Architecture Comparison

AspectGo (LangChainGo)Python (LangChain)
MaturityGrowingMature
ProvidersOllama, Bedrock, OpenAI50+ integrations
RAG SupportBasicFull ecosystem
LangGraphNot availableFull support
PerformanceLower latencyMore features
Use CaseMicroservices, CLI toolsComplex AI apps

When to Use Each

Choose Go when:

  • Building microservices that need LLM capabilities
  • Performance and binary size matter
  • Simple completion or chat use cases
  • Your infrastructure is Go-based

Choose Python when:

  • Building complex RAG pipelines
  • Need LangGraph for orchestration
  • Require extensive integrations (document loaders, vector stores)
  • Prototyping and experimentation

Production Considerations

AWS Bedrock Setup

  1. Enable model access in the AWS Console
  2. Configure IAM permissions for bedrock:InvokeModel
  3. Use cross-region inference endpoints for newer models
  4. Monitor costs—embeddings and completions bill separately

Vector Store Selection

StoreBest For
QdrantProduction, managed cloud option
PineconeServerless, auto-scaling
pgvectorPostgreSQL integration
FAISSLocal development, in-memory

Chunking Strategy

The chunk size affects retrieval quality:

  • Smaller chunks (500-1000): More precise retrieval, may lose context
  • Larger chunks (1500-2000): Better context, noisier retrieval
  • Overlap (10-20%): Ensures continuity across chunk boundaries

Conclusion

LangChain democratizes LLM application development by providing consistent abstractions across languages and providers.
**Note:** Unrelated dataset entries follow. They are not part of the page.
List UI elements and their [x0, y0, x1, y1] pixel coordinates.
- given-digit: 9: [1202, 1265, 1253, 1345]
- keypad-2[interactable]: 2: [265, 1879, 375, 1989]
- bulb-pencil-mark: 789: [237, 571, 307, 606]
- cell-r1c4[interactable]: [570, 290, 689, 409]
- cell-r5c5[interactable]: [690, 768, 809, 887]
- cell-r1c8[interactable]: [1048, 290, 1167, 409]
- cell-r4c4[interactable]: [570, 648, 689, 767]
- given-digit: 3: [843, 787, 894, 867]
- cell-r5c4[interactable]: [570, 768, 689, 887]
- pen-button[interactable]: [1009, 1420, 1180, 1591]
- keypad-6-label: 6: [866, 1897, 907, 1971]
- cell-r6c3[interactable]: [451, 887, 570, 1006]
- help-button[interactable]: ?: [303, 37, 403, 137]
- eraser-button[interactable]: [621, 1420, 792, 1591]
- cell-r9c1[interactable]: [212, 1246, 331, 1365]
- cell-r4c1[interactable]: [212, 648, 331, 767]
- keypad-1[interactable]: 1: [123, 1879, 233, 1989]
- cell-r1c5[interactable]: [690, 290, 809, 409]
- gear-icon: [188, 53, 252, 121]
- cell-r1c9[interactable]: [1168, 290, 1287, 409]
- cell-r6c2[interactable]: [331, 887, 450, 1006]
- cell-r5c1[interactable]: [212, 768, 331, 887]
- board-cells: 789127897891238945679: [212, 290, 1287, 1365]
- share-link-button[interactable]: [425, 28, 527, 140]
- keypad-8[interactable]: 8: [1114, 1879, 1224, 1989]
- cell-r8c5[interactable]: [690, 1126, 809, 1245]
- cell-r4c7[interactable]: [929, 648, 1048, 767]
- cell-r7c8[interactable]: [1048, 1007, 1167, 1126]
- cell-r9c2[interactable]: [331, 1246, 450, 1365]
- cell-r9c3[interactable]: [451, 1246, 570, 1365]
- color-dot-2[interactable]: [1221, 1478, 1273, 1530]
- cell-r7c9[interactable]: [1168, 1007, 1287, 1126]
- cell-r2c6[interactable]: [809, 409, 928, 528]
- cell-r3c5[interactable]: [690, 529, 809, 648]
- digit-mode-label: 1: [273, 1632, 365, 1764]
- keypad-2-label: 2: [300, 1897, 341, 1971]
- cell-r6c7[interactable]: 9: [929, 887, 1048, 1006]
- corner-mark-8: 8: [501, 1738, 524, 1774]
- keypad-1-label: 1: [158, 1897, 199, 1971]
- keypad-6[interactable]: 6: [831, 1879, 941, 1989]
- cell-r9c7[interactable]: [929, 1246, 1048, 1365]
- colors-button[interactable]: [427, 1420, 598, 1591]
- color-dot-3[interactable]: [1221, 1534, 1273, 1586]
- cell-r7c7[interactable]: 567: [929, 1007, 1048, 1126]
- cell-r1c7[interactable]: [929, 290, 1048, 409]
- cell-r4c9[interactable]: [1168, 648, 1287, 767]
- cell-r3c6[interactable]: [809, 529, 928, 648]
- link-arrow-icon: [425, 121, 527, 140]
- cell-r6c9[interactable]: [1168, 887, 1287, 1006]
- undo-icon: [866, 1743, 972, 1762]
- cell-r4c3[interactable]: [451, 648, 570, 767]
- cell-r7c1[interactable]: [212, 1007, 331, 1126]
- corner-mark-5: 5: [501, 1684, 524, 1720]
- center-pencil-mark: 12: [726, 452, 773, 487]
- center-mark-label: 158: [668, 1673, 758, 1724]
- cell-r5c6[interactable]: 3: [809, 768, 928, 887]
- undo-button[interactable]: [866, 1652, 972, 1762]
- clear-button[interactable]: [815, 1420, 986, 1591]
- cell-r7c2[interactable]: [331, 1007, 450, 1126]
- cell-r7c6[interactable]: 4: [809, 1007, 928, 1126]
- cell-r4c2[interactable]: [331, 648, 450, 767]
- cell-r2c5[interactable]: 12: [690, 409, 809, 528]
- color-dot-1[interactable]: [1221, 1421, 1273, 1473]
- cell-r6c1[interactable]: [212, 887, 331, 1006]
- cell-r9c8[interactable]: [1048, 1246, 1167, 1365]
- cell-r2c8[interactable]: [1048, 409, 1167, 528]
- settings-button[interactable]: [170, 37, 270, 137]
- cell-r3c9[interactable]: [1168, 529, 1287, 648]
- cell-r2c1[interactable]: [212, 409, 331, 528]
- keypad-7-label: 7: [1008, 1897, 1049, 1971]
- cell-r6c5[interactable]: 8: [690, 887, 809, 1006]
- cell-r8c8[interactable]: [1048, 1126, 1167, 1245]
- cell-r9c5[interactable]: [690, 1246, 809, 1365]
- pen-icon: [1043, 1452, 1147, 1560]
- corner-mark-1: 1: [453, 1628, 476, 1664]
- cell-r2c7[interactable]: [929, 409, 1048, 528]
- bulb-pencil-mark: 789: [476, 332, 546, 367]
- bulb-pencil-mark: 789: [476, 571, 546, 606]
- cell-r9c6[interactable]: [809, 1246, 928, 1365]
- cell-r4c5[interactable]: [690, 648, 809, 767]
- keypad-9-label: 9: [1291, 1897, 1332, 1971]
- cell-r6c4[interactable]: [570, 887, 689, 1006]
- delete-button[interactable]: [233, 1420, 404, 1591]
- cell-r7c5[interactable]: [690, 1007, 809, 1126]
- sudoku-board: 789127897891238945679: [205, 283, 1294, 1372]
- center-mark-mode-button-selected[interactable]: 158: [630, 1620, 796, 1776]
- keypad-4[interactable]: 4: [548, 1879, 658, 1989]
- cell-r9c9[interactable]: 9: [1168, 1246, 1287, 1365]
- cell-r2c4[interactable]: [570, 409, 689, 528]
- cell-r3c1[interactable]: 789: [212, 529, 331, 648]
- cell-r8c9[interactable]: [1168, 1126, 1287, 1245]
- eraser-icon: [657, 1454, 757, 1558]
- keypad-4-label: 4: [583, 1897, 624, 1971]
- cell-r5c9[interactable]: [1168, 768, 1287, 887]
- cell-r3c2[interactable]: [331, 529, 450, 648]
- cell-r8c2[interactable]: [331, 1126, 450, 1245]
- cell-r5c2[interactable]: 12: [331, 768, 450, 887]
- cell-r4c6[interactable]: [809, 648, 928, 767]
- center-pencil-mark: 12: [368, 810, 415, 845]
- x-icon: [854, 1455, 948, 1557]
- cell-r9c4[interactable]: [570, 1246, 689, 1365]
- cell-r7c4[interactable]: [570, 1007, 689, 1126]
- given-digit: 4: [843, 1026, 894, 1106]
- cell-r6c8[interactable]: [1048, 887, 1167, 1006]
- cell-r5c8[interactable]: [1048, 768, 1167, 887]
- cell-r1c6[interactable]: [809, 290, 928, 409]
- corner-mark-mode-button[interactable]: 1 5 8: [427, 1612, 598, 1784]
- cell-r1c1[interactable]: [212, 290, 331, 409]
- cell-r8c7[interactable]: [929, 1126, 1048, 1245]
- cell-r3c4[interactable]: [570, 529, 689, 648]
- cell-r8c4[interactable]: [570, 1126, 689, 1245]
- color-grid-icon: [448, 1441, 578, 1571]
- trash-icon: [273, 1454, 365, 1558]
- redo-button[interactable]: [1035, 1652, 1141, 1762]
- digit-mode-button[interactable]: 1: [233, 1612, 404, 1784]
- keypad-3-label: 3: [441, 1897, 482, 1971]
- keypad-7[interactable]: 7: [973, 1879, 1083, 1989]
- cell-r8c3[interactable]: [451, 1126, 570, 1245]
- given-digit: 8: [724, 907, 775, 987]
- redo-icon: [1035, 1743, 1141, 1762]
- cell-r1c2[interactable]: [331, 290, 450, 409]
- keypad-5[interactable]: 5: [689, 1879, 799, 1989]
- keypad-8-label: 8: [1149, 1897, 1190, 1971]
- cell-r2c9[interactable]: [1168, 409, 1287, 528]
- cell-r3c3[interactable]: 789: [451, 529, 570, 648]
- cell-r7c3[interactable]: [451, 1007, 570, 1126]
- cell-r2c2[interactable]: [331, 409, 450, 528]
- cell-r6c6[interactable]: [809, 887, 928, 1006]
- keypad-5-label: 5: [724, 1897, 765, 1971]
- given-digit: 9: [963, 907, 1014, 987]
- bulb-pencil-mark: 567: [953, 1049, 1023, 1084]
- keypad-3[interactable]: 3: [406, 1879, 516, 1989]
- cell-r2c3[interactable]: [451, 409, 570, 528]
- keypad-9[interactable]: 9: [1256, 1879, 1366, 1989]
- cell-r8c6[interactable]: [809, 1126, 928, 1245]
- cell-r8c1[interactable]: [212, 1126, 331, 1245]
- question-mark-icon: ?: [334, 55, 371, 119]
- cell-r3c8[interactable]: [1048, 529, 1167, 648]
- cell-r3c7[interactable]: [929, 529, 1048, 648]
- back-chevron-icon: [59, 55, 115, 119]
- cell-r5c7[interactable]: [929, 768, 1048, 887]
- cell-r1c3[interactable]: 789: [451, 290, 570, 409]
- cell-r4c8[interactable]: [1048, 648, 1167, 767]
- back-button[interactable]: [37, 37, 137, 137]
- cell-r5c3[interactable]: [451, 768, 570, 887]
Start with Go for simple integrations, graduate to Python for complex pipelines. AWS Bedrock offers a production-ready backend without managing infrastructure.

The future of application development increasingly involves LLM components. LangChain ensures you’re not locked into any single provider while maintaining the flexibility to evolve your architecture.